Add data to your Data Prep library¶
In this quickstart, you will import a local dataset into your library. You can also import the data directly into a project and you can import data from external data sources. To learn about these other options for importing, see Work with datasets.
In DataRobot Data Prep, select Library on the top left.
On the top of the Library page, click + import.
Click Upload local file.
Browse for the file or drag the file to the drag-and-drop area.
Check the preview of the dataset in the lower right.
If your data looks correct, click Finish on the top right.
Data Prep imports your dataset into the library and you can begin prepping it.
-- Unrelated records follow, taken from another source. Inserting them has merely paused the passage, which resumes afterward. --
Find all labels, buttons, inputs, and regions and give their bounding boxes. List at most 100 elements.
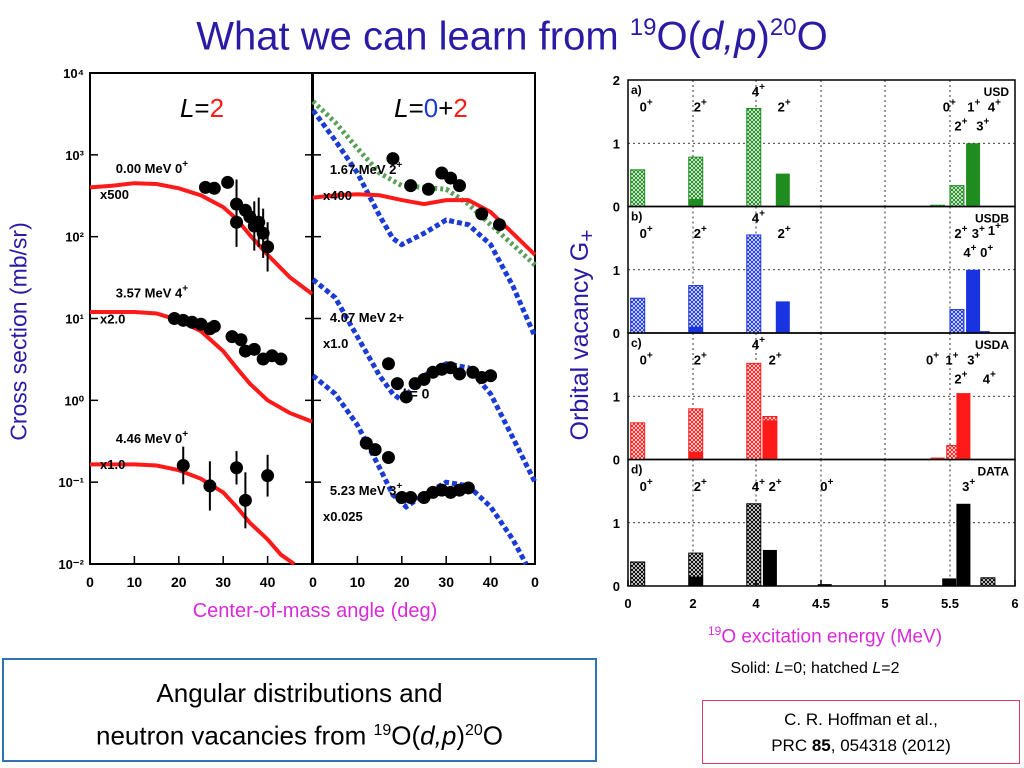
panel-letter: d) [631,463,642,477]
panel-model-name: USDA [975,338,1009,352]
data-point [274,352,288,366]
caption-mass-19: 19 [373,722,392,739]
ref-volume: 85 [811,736,831,755]
spin-label-sup: + [933,351,939,362]
spin-label-sup: + [701,351,707,362]
l0-fit-curve [310,108,538,338]
spin-label: 2+ [954,117,967,134]
spin-label-sup: + [975,98,981,109]
spin-label: 4+ [752,208,765,225]
data-point [395,490,409,504]
solid-bar [688,576,703,586]
spin-label: 0+ [640,477,653,494]
solid-bar [775,301,790,333]
hatched-bar [688,285,704,334]
data-point [421,182,435,196]
spin-label-sup: + [962,224,968,235]
solid-bar [975,331,990,333]
hatched-bar [630,297,646,334]
total-fit-curve [311,99,537,267]
x-tick-label: 5.5 [941,596,959,611]
spin-label-sup: + [759,208,765,219]
state-label: 1.67 MeV 2+ [330,160,403,177]
y-tick-label: 1 [613,263,620,278]
vacancy-panel-usdb: 010+ 2+4+2+ 2+ 3+ 1+4+ 0+b) USDB [613,205,1016,341]
data-point [417,372,431,386]
annotation-l: l [402,386,407,402]
caption-close: ) [456,720,465,751]
spin-label: 2+ [954,370,967,387]
data-point [386,152,400,166]
solid-bar [688,451,703,460]
data-point [368,443,382,457]
spin-label: 0+ [640,98,653,115]
y-tick-label: 10² [65,230,84,245]
caption-box: Angular distributions and neutron vacanc… [2,658,597,762]
l0-fit-curve [311,373,529,566]
data-point [261,240,275,254]
title-o2: O [796,14,828,59]
note-L2-value: =2 [881,660,900,677]
x-tick-label: 40 [483,574,499,590]
panel-header: L=0+2 [394,93,468,123]
data-point [461,481,475,495]
spin-label-sup: + [987,243,993,254]
panel-header-part: 0 [424,93,438,123]
x-tick-label: 5 [881,596,888,611]
spin-label: 2+ [769,477,782,494]
ref-journal: PRC [771,736,812,755]
spin-label: 2+ [694,224,707,241]
spin-label: 1+ [945,351,958,368]
spin-label: 0+ [640,224,653,241]
vacancy-y-axis-label: Orbital vacancy G+ [566,210,600,460]
hatched-bar [746,503,762,587]
note-hatched: =0; hatched [783,660,873,677]
y-tick-label: 1 [613,389,620,404]
y-tick-label: 0 [613,579,620,594]
panel-header-part: 2 [453,93,467,123]
ref-pages: , 054318 (2012) [830,736,951,755]
data-point [404,179,418,193]
x-tick-label: 20 [171,574,187,590]
vacancy-y-label-main: Orbital vacancy G [566,241,594,441]
caption-o2: O [482,720,504,751]
data-point [475,207,489,221]
caption-line-2: neutron vacancies from 19O(d,p)20O [4,712,595,755]
title-p: p [734,14,757,59]
annotation-rest: = 0 [406,386,430,402]
x-tick-label: 30 [215,574,231,590]
spin-label: 3+ [962,477,975,494]
x-tick-label: 0 [624,596,631,611]
data-point [444,171,458,185]
spin-label-sup: + [995,221,1001,232]
panel-model-name: USDB [975,212,1009,226]
x-tick-label: 6 [1011,596,1018,611]
x-tick-label: 2 [689,596,696,611]
spin-label: 4+ [963,243,976,260]
spin-label-sup: + [962,370,968,381]
x-tick-label: 4 [752,596,760,611]
data-point [381,357,395,371]
title-text: What we can learn from [196,14,630,59]
data-point [221,175,235,189]
spin-label-sup: + [776,351,782,362]
spin-label-sup: + [701,98,707,109]
spin-label-sup: + [701,477,707,488]
spin-label: 4+ [752,335,765,352]
data-point [492,218,506,232]
data-point [256,226,270,240]
panel-model-name: USD [984,85,1010,99]
x-tick-label: 30 [438,574,454,590]
spin-label-sup: + [701,224,707,235]
hatched-bar [630,422,646,461]
caption-text: neutron vacancies from [95,720,374,751]
data-point [404,490,418,504]
hatched-bar [630,169,646,208]
y-tick-label: 10³ [65,148,84,163]
spin-label-sup: + [995,98,1001,109]
y-tick-label: 0 [613,200,620,215]
hatched-bar [630,561,646,587]
vacancy-y-label-sub: + [576,229,599,242]
title-d: d [700,14,724,59]
data-point [484,369,498,383]
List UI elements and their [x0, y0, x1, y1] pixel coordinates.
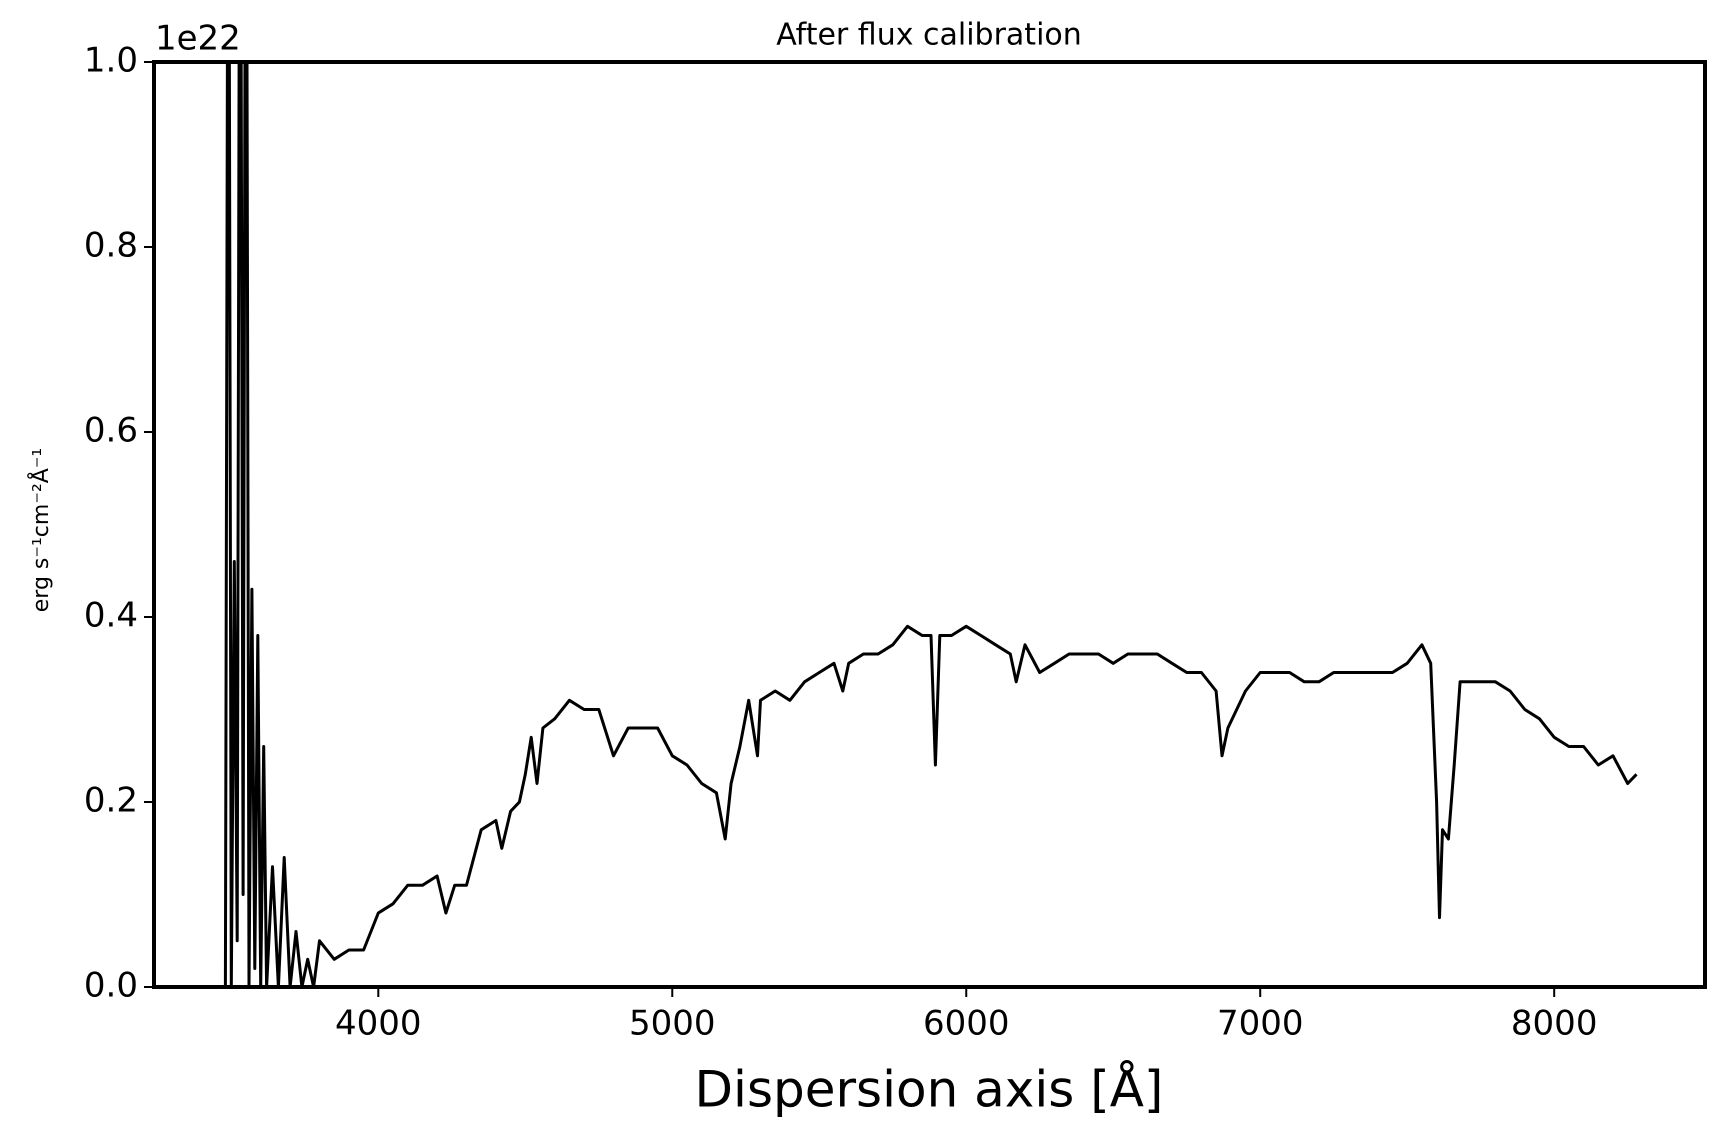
x-tick-label: 4000 [335, 1004, 422, 1044]
y-tick-label: 0.6 [84, 411, 138, 451]
chart-title: After flux calibration [776, 18, 1082, 53]
x-tick-label: 7000 [1217, 1004, 1304, 1044]
x-axis-label: Dispersion axis [Å] [695, 1061, 1164, 1119]
y-tick-label: 0.2 [84, 781, 138, 821]
x-tick-label: 5000 [629, 1004, 716, 1044]
y-offset-text: 1e22 [155, 19, 241, 59]
y-tick-label: 0.8 [84, 226, 138, 266]
y-axis-label: erg s⁻¹cm⁻²Å⁻¹ [27, 448, 54, 612]
y-tick-label: 0.0 [84, 966, 138, 1006]
x-tick-label: 6000 [923, 1004, 1010, 1044]
x-tick-label: 8000 [1511, 1004, 1598, 1044]
spectrum-line [223, 62, 1638, 987]
axes-frame [152, 60, 1707, 989]
y-tick-label: 0.4 [84, 596, 138, 636]
y-tick-label: 1.0 [84, 41, 138, 81]
plot-area [223, 62, 1638, 987]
Start a Data Prep project¶
You can start a new project from:
- The Library page, where you select the dataset you want to use as the starting point for your project.
- The Projects page, where you start with an empty project and then add your data to it.
Start a new project from the library¶
- Select Library on the top left.
Locate the dataset you uploaded and click Create Project.
In the Start a new Project dialog, enter the project Name and an optional Description.
Start a new project from the Projects page¶
Rather than starting a project from the library, you can instead start from the Projects page:
- Select Projects on the top left.
On the top of the Library page, click + add.
Enter the project Name and an optional Description.
Click Save and Open.
Prep your data¶
Once you have started your project, you can begin prepping your data on the project preparation page.
Use the project Tools bar on the left to clean and transform your data:
See Work with project tools for detailed instructions.
Select the menu at the top of each column to apply column operations:
See Work with column data for detailed instructions.
To view, rearrange, and mute your data prep steps, you can use the Steps tool:
See Work with steps for detailed instructions.
Publish an AnswerSet¶
When you're ready to save and share the data you prepped, you can publish it to the library as an AnswerSet. An AnswerSet is like a dataset but it is the published result of your data prep. Once published, you can reuse the AnswerSet in other projects or export the AnswerSet to share with other applications.
To publish an AnswerSet for a project:
Click steps in the Tools bar.
The Steps pane opens.
Click the step you want to publish an AnswerSet from.
Data Prep defaults to the last step in the project, which is the step at the top.
At the top of the Steps pane, click Publish.
The Publish AnswerSet to Library window appears.
Enter a name for the AnswerSet in the Name field and an optional Description, then click Publish.
Data Prep publishes the AnswerSet to the library. The "Publishing AnswerSet" message appears.
Click Show in Library to view the AnswerSet in the library.
The AnswerSet includes the steps up to and including the step you selected.
Export your prepped data¶
You can export datasets and AnswerSets locally or to a connected data source. These steps show how to download a local copy of a previously published AnswerSet.
On the Library page, hover your mouse over the AnswerSet you want to export and click Export.
In the Exporting page, click Download locally.
In the Export Settings page, click Export.
The AnswerSet is downloaded to your computer as a CSV file. The Export Logs page appears.
See Export datasets for details.